The project was recently put on hold after public protests and a report prepared by the Ministry of the Environment called attention to the environmental risks associated with the proposal.
Now, however, a new executive cabinet-formed in the aftermath of the political upheaval following the release of the Ministry of Environment's report-seems likely to give the project the go-ahead in spite of a great deal of opposition from local civil society organizations and the regional government.
The march has quickly taken on a much broader appeal. It is serving as a rallying point for similar concerns and a growing social movement opposing development policies that leave communities impoverished and sick. Coordinated activities are being organized throughout the country, including by farmers in the north, by those living in the southern highlands, and by organizations of indigenous peoples protesting the encroachment and contamination caused by petroleum companies in the Amazon,
Most fundamentally, the march has become a key part of a growing social movement to change the discourse and public policy surrounding resource extraction in Peru. The marchers question the notion that resource extraction is "essential" for economic development, and demand that the public policies of the state reflect a greater appreciation for the importance of clean water and healthy communities.
The marchers are pushing for policies that strengthen the rights to water and prior consultation, limit the use of certain chemicals in resource extraction, and in certain cases, designate some areas as "no-go zones" for mining projects.

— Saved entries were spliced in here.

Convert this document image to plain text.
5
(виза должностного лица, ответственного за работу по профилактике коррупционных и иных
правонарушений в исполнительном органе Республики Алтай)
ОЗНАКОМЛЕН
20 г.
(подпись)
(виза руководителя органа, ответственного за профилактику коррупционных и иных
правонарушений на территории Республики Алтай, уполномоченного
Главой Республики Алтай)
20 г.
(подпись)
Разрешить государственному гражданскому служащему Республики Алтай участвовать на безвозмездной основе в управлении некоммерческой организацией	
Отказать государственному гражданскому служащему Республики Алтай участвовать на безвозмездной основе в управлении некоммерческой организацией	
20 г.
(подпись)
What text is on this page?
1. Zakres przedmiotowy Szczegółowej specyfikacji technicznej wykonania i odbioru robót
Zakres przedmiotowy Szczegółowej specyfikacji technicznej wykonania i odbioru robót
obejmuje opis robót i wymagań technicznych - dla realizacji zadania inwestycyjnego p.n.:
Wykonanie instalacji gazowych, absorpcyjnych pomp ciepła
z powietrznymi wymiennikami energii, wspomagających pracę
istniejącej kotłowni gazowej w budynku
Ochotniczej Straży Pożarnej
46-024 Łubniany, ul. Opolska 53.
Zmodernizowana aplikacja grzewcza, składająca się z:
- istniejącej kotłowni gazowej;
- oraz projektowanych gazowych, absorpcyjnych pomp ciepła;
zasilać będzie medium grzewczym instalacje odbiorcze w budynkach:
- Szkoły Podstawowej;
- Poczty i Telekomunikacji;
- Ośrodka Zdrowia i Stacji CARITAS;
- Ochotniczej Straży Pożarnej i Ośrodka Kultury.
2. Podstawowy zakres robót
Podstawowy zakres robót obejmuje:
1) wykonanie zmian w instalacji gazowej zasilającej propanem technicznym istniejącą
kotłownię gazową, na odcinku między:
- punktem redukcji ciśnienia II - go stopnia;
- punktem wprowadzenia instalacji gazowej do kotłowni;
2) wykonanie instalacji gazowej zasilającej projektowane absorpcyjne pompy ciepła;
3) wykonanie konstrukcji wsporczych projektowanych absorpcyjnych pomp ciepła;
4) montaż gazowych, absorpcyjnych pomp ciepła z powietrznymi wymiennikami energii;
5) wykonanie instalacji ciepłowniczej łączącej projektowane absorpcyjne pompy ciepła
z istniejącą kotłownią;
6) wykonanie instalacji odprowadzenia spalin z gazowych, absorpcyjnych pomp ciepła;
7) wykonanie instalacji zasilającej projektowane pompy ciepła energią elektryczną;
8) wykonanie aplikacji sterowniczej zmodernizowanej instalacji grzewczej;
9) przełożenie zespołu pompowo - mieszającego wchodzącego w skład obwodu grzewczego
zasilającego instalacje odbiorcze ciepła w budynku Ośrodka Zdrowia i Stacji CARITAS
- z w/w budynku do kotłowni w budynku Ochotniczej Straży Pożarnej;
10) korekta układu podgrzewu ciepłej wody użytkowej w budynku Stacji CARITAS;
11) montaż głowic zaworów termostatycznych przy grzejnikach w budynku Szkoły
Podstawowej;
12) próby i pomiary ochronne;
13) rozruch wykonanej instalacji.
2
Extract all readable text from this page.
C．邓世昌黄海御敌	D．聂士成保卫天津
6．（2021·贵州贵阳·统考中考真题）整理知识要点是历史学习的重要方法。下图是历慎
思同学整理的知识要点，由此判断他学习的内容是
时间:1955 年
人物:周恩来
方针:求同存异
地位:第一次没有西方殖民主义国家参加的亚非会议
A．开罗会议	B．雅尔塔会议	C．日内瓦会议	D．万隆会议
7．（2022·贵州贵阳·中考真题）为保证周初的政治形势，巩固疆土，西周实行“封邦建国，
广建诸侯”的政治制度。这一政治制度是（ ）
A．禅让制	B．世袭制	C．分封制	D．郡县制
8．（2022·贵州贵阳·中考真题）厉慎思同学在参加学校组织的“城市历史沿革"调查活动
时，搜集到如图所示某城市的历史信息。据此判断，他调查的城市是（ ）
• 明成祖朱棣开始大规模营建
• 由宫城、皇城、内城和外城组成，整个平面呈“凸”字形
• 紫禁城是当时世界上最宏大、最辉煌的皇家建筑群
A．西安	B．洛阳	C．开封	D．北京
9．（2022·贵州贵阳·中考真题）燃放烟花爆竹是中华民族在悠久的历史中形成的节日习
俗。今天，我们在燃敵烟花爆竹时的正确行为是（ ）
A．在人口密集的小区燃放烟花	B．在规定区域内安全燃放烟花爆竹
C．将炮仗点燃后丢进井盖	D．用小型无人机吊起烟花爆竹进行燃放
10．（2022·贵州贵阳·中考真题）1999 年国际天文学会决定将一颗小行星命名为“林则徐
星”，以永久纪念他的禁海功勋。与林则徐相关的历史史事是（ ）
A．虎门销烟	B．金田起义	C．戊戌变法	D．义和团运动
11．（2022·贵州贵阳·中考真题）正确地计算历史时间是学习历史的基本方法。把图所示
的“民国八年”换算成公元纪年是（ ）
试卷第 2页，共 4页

At the very least, the marchers are demanding a greater role for entities such as the Ministry of the Environment in ensuring that resource extraction does not threaten the rights to water and life of neighbor communities. At present, the entity responsible for reviewing anticipated environmental impacts is the Ministry of Energy and Mines-a ministry with the conflicting agenda of promoting mining within the country.
The march is already generating international attention and solidarity.
To give just a few examples, protesters in Spain met President Humala on his recent trip to Europe with signs and chants rejecting his proposals for increased foreign investment in extractives.
And on February 3, the Denver Justice and Peace Committee is organizing a march through the streets of Denver-home to Newmont Mining, the major shareholder of the Conga project-to increase attention to this pressing issue and show their solidarity.
At the very least, the march already appears to be shifting the discourse. With the massive outpouring of support and chants such as "Sin Oro se vive, sin Agua se Muere," (You can live without gold, you die without water), the marchers are highlighting the political, moral, and social decisions that are now being made by the government, and in terms as clear as uncontaminated water.